Einflussgrößen und Vorgehensweise zur Überprüfung der Zuverlässigkeit

Zielvorgabe: Null ppm

17. Januar 2007, 16:19 Uhr | Armin Gottschalk
Diesen Artikel anhören

Fortsetzung des Artikels von Teil 1

Entwicklung eines ganzheitlichen Ansatzes

Eine der größten Herausforderungen, der sich der Verantwortliche für die Zuverlässigkeit stellen muss, ist die Entwicklung eines ganzheitlichen Ansatzes für das vorliegende Projekt. Es ist unabdingbar, den Überblick über folgende Einflussfaktoren zu behalten:

  • Projektziel,
  • Budget-Vorgaben,
  • Bewertung der Lieferanten hinsichtlich deren Historie,
  • Bewertung der Lieferanten hinsichtlich deren Technologie,
  • System-Funktion,
  • Test-Kapazitäten.

Der Zuverlässigkeitsmanager muss das Tempo und die Inhalte für den Erfolg des Projektes vorgeben. Er hat eine aktive und integrative Rolle sowohl im Unternehmen als auch zwischen dem Unternehmen und dem Kunden zu erfüllen. Das übergeordnete Ziel für einen „Robustness Validation“-Prozess ist:

  • Konzentration der Verantwortlichkeiten,
  • Aufbau von Kompetenz hinsichtlich Systemverständnis und physikalischer Effekte, die zu Ausfällen führen,
  • Entscheidungsfindung und -umsetzung,
  • Einhaltung von Zusagen,
  • Kunden-Zufriedenheit,
  • Abbau von Garantie- und Kulanz-Kosten,
  • Ausbau der Wettbewerbsfähigkeit.

Diese Ziele führen zu einem pragmatischen und applikationsorientierten Qualifikationsprozess. Darauf aufbauend sind entsprechende Tests zu entwickeln, um die möglichen Einflüsse (Bild 2) auf die Produkt-Zuverlässigkeit rechtzeitig zu erkennen:

  • Fähigkeit der Komponenten,
  • Anforderungen der Applikation,
  • Daten aus Labor, Test und Feld,
  • Bewertung der Daten,
  • Ableitung kritischer Bedingungen,
  • Entwicklung von Beschleunigungsmodellen,
  • Definition von Parametern für Robustheit,
  • Ableitung von potentiellen Produkt-Schwächen aus FMEA, FMECA, FTA,
  • Fertigungsprozesse und dazugehörige SPC-Werte,
  • Ergebnisse früherer Audits und Wirksamkeit von Verbesserungsmaßnahmen,
  • Experten-Meinungen,
  • Charakterisierung der Technologie,
  • Interaktion von Software und Hardware,
  • dynamische Abhängigkeiten,
  • extreme Betriebsbedingungen,
  • „Fehlerausfallphysik“.

65ah1102_02.jpg
Bild 2. Die Ergebnisse der Qualitätsprüfungen – und damit die Höhe der konstanten Ausfallrate – werden von vielen Seiten beeinfllusst.

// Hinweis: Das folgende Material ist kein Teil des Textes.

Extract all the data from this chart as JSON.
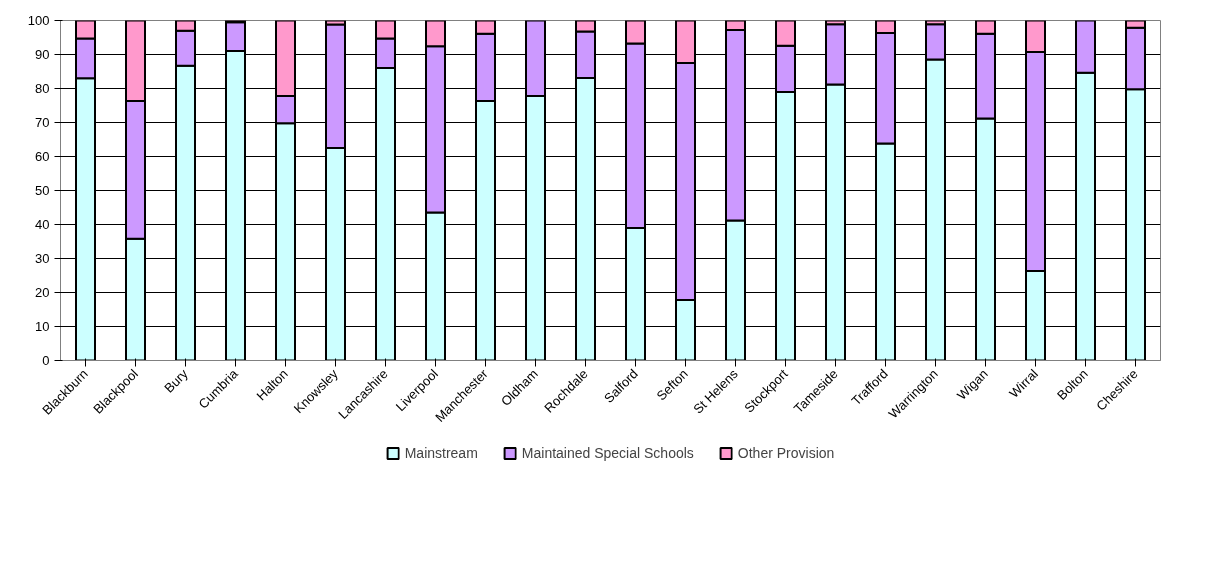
{
  "chart_data": {
    "type": "bar",
    "stacked": true,
    "categories": [
      "Blackburn",
      "Blackpool",
      "Bury",
      "Cumbria",
      "Halton",
      "Knowsley",
      "Lancashire",
      "Liverpool",
      "Manchester",
      "Oldham",
      "Rochdale",
      "Salford",
      "Sefton",
      "St Helens",
      "Stockport",
      "Tameside",
      "Trafford",
      "Warrington",
      "Wigan",
      "Wirral",
      "Bolton",
      "Cheshire"
    ],
    "series": [
      {
        "name": "Mainstream",
        "color": "#ccffff",
        "values": [
          83,
          35.8,
          86.7,
          91,
          69.8,
          62.5,
          86,
          43.5,
          76.3,
          77.8,
          83.1,
          39,
          17.8,
          41.2,
          79,
          81.2,
          63.8,
          88.5,
          71.2,
          26.3,
          84.6,
          79.8
        ]
      },
      {
        "name": "Maintained Special Schools",
        "color": "#cc99ff",
        "values": [
          11.7,
          40.5,
          10.3,
          8.5,
          8,
          36.3,
          8.7,
          48.9,
          19.8,
          22.2,
          13.7,
          54.2,
          69.7,
          56,
          13.6,
          17.7,
          32.5,
          10.4,
          24.9,
          64.4,
          15.4,
          18.1
        ]
      },
      {
        "name": "Other Provision",
        "color": "#ff99cc",
        "values": [
          5.3,
          23.7,
          3,
          0.5,
          22.2,
          1.2,
          5.3,
          7.6,
          3.9,
          0,
          3.2,
          6.8,
          12.5,
          2.8,
          7.4,
          1.1,
          3.7,
          1.1,
          3.9,
          9.3,
          0,
          2.1
        ]
      }
    ],
    "ylim": [
      0,
      100
    ],
    "yticks": [
      0,
      10,
      20,
      30,
      40,
      50,
      60,
      70,
      80,
      90,
      100
    ],
    "grid": "y",
    "legend": "bottom"
  }
}
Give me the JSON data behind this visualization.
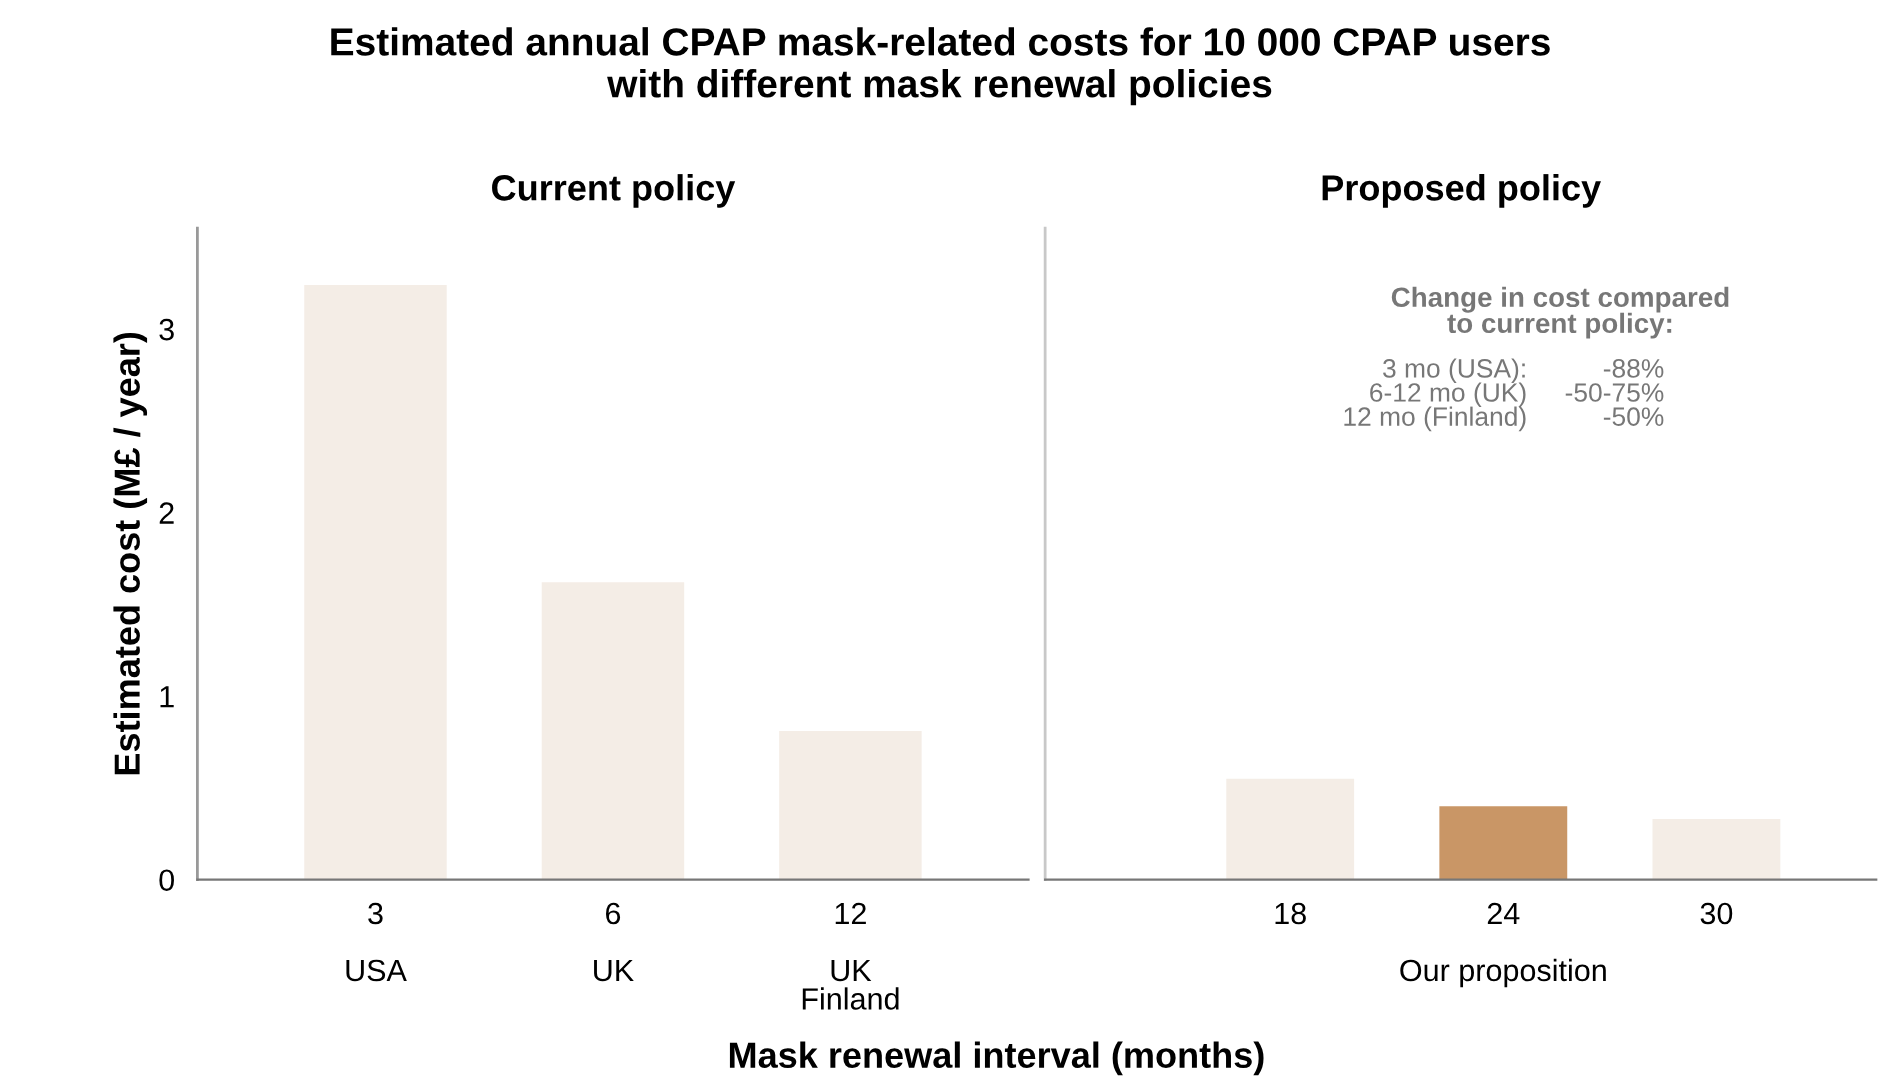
{
  "chart_data": [
    {
      "type": "bar",
      "title": "Estimated annual CPAP mask-related costs for 10 000 CPAP users\nwith different mask renewal policies",
      "subtitle": "Current policy",
      "xlabel": "Mask renewal interval (months)",
      "ylabel": "Estimated cost (M£ / year)",
      "categories": [
        "3\n\nUSA",
        "6\n\nUK",
        "12\n\nUK\nFinland"
      ],
      "values": [
        3.24,
        1.62,
        0.81
      ],
      "colors": [
        "#f4ede6",
        "#f4ede6",
        "#f4ede6"
      ],
      "ylim": [
        0,
        3.55
      ],
      "yticks": [
        0,
        1,
        2,
        3
      ]
    },
    {
      "type": "bar",
      "subtitle": "Proposed policy",
      "categories": [
        "18",
        "24\n\nOur proposition",
        "30"
      ],
      "values": [
        0.55,
        0.4,
        0.33
      ],
      "colors": [
        "#f4ede6",
        "#c99666",
        "#f4ede6"
      ],
      "ylim": [
        0,
        3.55
      ],
      "yticks": [
        0,
        1,
        2,
        3
      ],
      "tick_labels": "x",
      "annotations": [
        "Change in cost compared\nto current policy:",
        "3 mo (USA):",
        "-88%",
        "6-12 mo (UK)",
        "-50-75%",
        "12 mo (Finland)",
        "-50%"
      ]
    }
  ]
}
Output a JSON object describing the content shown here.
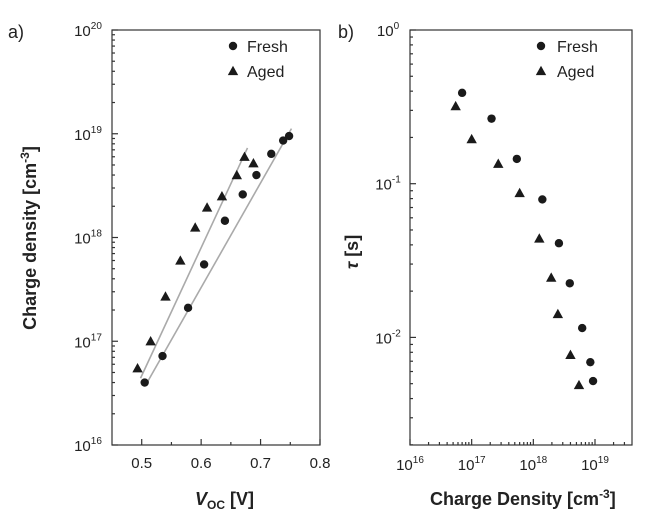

Bereits von Projektbeginn an sind regelmäßige Analysen und Revisionen durch versierte Zuverlässigkeits-Experten durchzuführen. Dies führt zu einem Verbesserungsprozess hinsichtlich potentieller Produktschwächen und Konzentration auf die Fehlerausfallphysik. Erforderlich ist ein Testplan, der die Grenzen z.B. eines IC identifiziert, um die Risiken zu bewerten. Tests sind typischerweise als „End of Life“-Test auszulegen, um den Sicherheitsabstand zur geforderten Funktion von der Applikation zu demonstrieren. Der Ablauf zur Entwicklung eines Testplanes entspricht im Wesentlichen folgenden Schritten:

  • Definition der Anforderungen für Bauelemente, Module und Systeme durch den OEM,
  • Analyse des Systems und Bestimmung der erforderlichen Robustheit,
  • Untersuchung verfügbarer Daten, z.B. durch die Part-Average-Methode,
  • Bewertung von Feld-Daten unter Bezugnahme auf die Technologie und Fehlerausfallphysik,
  • Bewertung auftretender Überschreitungen der Grenzen hinsichtlich Robustheit,
  • Bewertungen aus früheren Projekten vom Design bis hin zu Produktionsstückzahlen,
  • Festlegung eines detaillierten Testplans für End of Life und Guardband-Test, wobei z.B. mindestens 30 % der Komponenten unter extremen Bedingungen ausfallen sollten.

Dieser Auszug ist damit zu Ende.